Questi ultimi, divenuti uno dei passatempi più preoccupanti specie tra i giovani. A lanciare l'allarme è l'associazione Giocatori Anonimi di Napoli, che ha sede al civico 8 di via dei Cimbri e che ha attivato addirittura un centralino (si può chiamare al 3331437994) per combattere un fenomeno che si è trasformato nella piaga sociale del nuovo millennio. Storie choc, quelle raccontate dall’Associazione giocatori anonimi: si va dalle casalinghe che si prostituiscono nei bagni delle sale Bingo pur di racimolare soldi per giocare ai videopoker agli studenti tra i 16 e i 17 anni che rubano in casa dei genitori.



«Abbiamo creato un gruppo di aiuto e ascolto - spiega uno dei responsabili, che per ovvie ragioni preferisce rimanere nell'anonimato - per spingere chi è affetto da questa dipendenza ad uscire allo scoperto e rivolgersi a noi. Occorre partire innanzitutto dall'autoconsapevolezza, o meglio dalla convinzione e dall'accettazione che si ha bisogno di essere aiutati. Ma non necessariamente da uno specialista, nella fattispecie uno psicologo o un sociologo, bensì attraverso il confronto ed il dialogo con gli altri».



Nella piccola comunità di via dei Cimbri sono attualmente circa una cinquantina coloro che si sono iscritti all'associazione per venir fuori dal tunnel in cui sono piombati, insieme alle loro famiglie, a causa del gioco d'azzardo. È nell'immobile dove pagano il fitto alla chiesa valdese, che ne è proprietaria, che uomini e donne si raccontano le loro storie personali.



Tutto partendo da un codice di regole da rispettare. «Le norme principali - spiega ancora il rappresentante dell'associazione - sono: prendere coscienza del problema, frequentare gli altri soci e ascoltare il loro vissuto, ma soprattutto non giudicare mai gli errori degli altri né i propri». Varia la provenienza geografica degli associati, che non sono soltanto partenopei. C'è chi viene, infatti, da altre regioni, come la Basilicata, la Calabria e il Molise.



Non è possibile, secondo i responsabili dei Giocatori Anonimi, tracciare un identikit standardizzato del giocatore d'azzardo «tipo». Alla categoria appartengono le fasce sociali più svariate: si va dalla casalinga all'impiegato, dall'imprenditore dapprima proprietario di una catena commerciale che ora è stato costretto a rimboccarsi le maniche e fare il salumiere dopo aver dissipato il proprio patrimonio o, ancora, al libero professionista che ha tentato invano di fare fortuna con video poker e slot machine in bar e tabaccherie, ritrovandosi invece abbandonato dalla consorte.



«Ma vi sono anche molti studenti - fanno sapere dall'associazione - che hanno di solito un'età compresa tra i 17 e i 18 anni, che arrivano addirittura a rubare in casa, ai genitori pur di far soldi per comprarsi abiti e scarpe griffati o il telefonino all'ultima moda.

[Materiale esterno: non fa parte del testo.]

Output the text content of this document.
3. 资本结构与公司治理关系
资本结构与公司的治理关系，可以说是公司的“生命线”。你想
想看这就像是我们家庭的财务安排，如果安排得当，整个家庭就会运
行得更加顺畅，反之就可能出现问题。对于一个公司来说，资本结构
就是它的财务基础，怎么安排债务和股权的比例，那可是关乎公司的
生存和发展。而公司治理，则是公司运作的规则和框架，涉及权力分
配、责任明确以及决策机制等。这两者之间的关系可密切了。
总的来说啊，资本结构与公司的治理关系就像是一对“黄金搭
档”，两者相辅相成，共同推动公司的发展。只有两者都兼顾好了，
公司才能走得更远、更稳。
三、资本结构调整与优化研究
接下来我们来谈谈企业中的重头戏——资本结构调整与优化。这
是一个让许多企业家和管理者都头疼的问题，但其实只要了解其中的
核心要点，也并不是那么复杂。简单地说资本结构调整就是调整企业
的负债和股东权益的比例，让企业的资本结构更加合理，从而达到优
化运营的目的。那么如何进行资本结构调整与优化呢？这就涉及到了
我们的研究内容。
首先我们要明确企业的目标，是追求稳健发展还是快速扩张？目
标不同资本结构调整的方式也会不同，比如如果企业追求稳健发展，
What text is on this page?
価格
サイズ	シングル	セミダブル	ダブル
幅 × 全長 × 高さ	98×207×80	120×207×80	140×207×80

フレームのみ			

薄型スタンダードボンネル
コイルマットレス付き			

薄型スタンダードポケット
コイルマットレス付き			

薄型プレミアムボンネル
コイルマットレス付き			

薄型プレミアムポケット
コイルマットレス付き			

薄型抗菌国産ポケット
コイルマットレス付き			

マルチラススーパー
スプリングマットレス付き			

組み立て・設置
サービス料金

Ecco perché crediamo che sia importante soprattutto il recupero di chi cade nell'inganno del gioco, che regala soltanto un'effimera felicità».



Infine, un dato che emerge, tra gli altri: il 90% di chi è «ammalato» viene spinto a chiedere aiuto all'associazione da un parente e/o da un amico fidato. Affinché la speranza - come si suol dire - non sia l'ultima a morire.